Correlation of Late Pleistocene Terrestrial Climate Variation From Mono Lake, USA, With Global Records Using Relative Paleointensity

In order to assess different models of global climate variation, it is crucial to be able to accurately correlate terrestrial climate records with each other and with marine climate records. This problem is especially challenging in intervals older than 30 kyr, when problems with accuracy and precision of 14C ages become significant. Recently published stacks of global, high-resolution variation in intensity of Earth's past magnetic field (North and South Atlantic PaleoIntensity Stacks, NAPIS and SAPIS) enable correlation of high-quality terrestrial records of paleointensity with the GISP2 timescale. The lacustrine sediments of the Wilson Creek Formation (Mono Basin, CA) are known to be excellent recorders of Pleistocene climate and geomagnetic field variation, and are the type locality for the Mono Lake paleomagnetic excursion (MLE). Here we present rock magnetic analyses showing that the sediments also fit the criteria required for good recorders of paleomagnetic intensity, with a magnetic fraction dominated by fine-grained magnetite with concentration variation <3. Both the type section and South Shore cliffs were sampled continuously at 2 cm resolution, and susceptibility and Natural, Anhysteretic, and Isothermal Remnant Magnetizations (NRM, ARM, and IRM) were measured on all samples.
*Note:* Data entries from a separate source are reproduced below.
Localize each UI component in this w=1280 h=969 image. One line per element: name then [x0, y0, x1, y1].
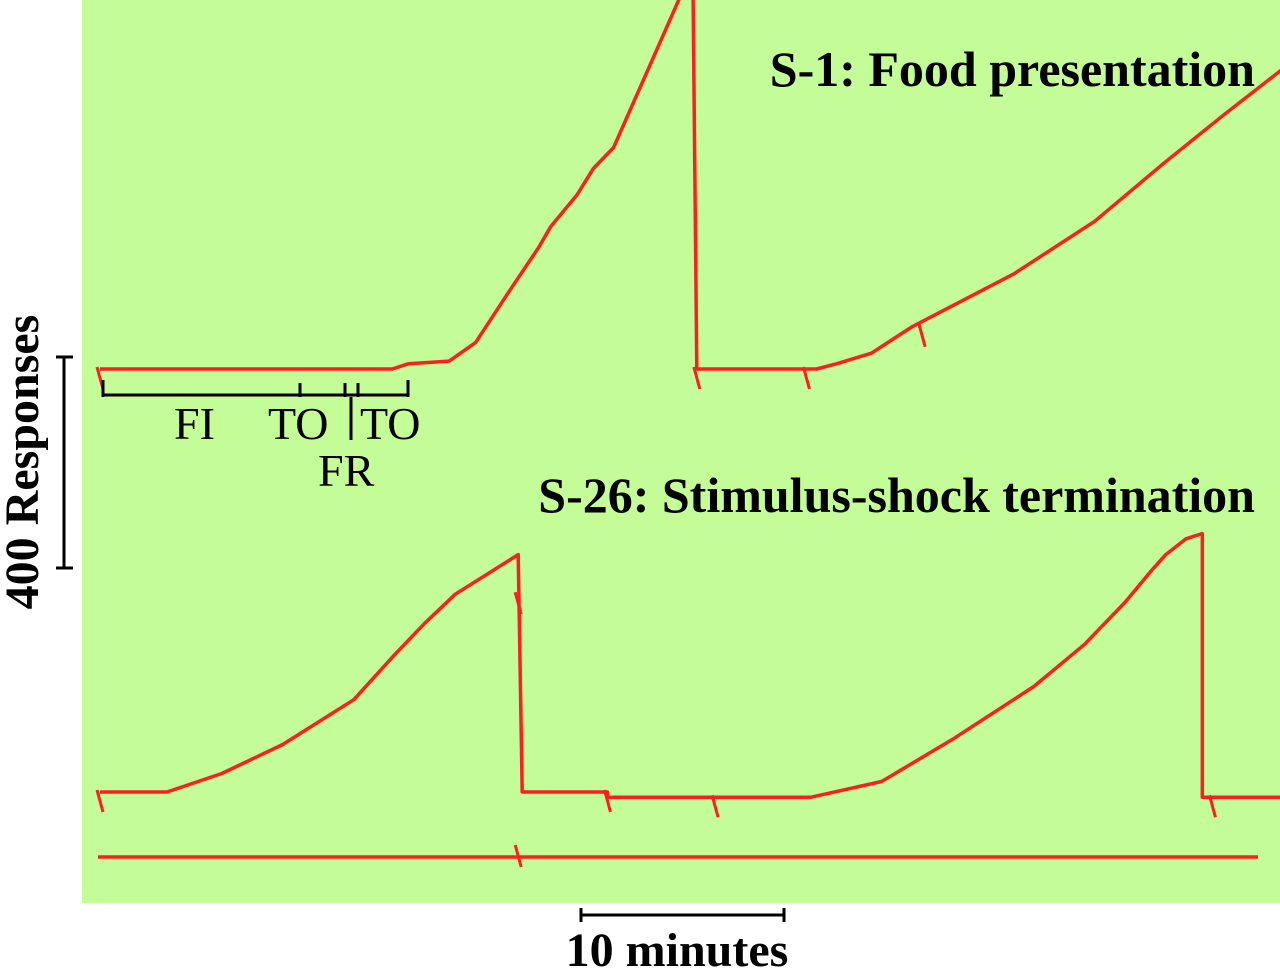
record-title-food: S-1: Food presentation — [770, 41, 1255, 97]
time-line-tick-1 — [513, 844, 523, 868]
response-scale-bar — [56, 355, 73, 570]
response-scale-label: 400 Responses — [0, 315, 49, 610]
record-2-event-tick-1 — [95, 789, 105, 813]
segment-label-fr: FR — [318, 445, 375, 496]
segment-bracket — [101, 380, 410, 440]
record-2-event-tick-5 — [1207, 794, 1217, 818]
record-trace-1 — [100, 0, 1280, 371]
record-2-event-tick-3 — [603, 789, 612, 813]
record-1-event-tick-2 — [692, 366, 702, 390]
time-scale-label: 10 minutes — [566, 924, 789, 969]
record-1-event-tick-3 — [801, 366, 811, 390]
record-trace-2 — [100, 531, 1280, 800]
record-2-event-tick-4 — [710, 794, 720, 818]
record-2-event-tick-2 — [513, 591, 523, 615]
record-1-event-tick-4 — [917, 324, 927, 348]
record-title-shock: S-26: Stimulus-shock termination — [538, 467, 1255, 523]
segment-label-fi: FI — [174, 398, 215, 449]
record-background — [82, 0, 1280, 903]
segment-label-to-1: TO — [268, 398, 329, 449]
segment-label-to-2: TO — [360, 398, 421, 449]
time-scale-bar — [579, 908, 786, 922]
IRM was chosen to normalize the NRM for paleointensity, though NRM/ARM produces a similar curve. The resulting records are similar both to each other and to the NAPIS and SAPIS curves, allowing correlation of the Wilson Creek sediments to the GISP2 timescale. We have used two independent age constraints to frame our correlation to NAPIS and SAPIS; first, carbonate 14C and tephra 40Ar/39Ar ages agree to 32 ka, which is thus used as an upper tie point. Second, the lakes of the Great Basin have been shown to be strongly controlled by the 100 ka cycle, and so we infer lake transgression over the Wilson Creek site at the M.I.S. 5/4 boundary, fixing the maximum age of sediment deposition. We then use distinctive features of the Mono and global paleo-intensity records to refine the correlation, resulting in an age of 68 ka for the oldest sediments, and 40 ka for the MLE, coeval with the Laschamp excursion. Finally, we compare climatic proxies measured at Mono to regional and global records, with major changes in glacial proxies at M.I.S. 4/3 boundary and evidence for low lake levels at the time of Heinrich events.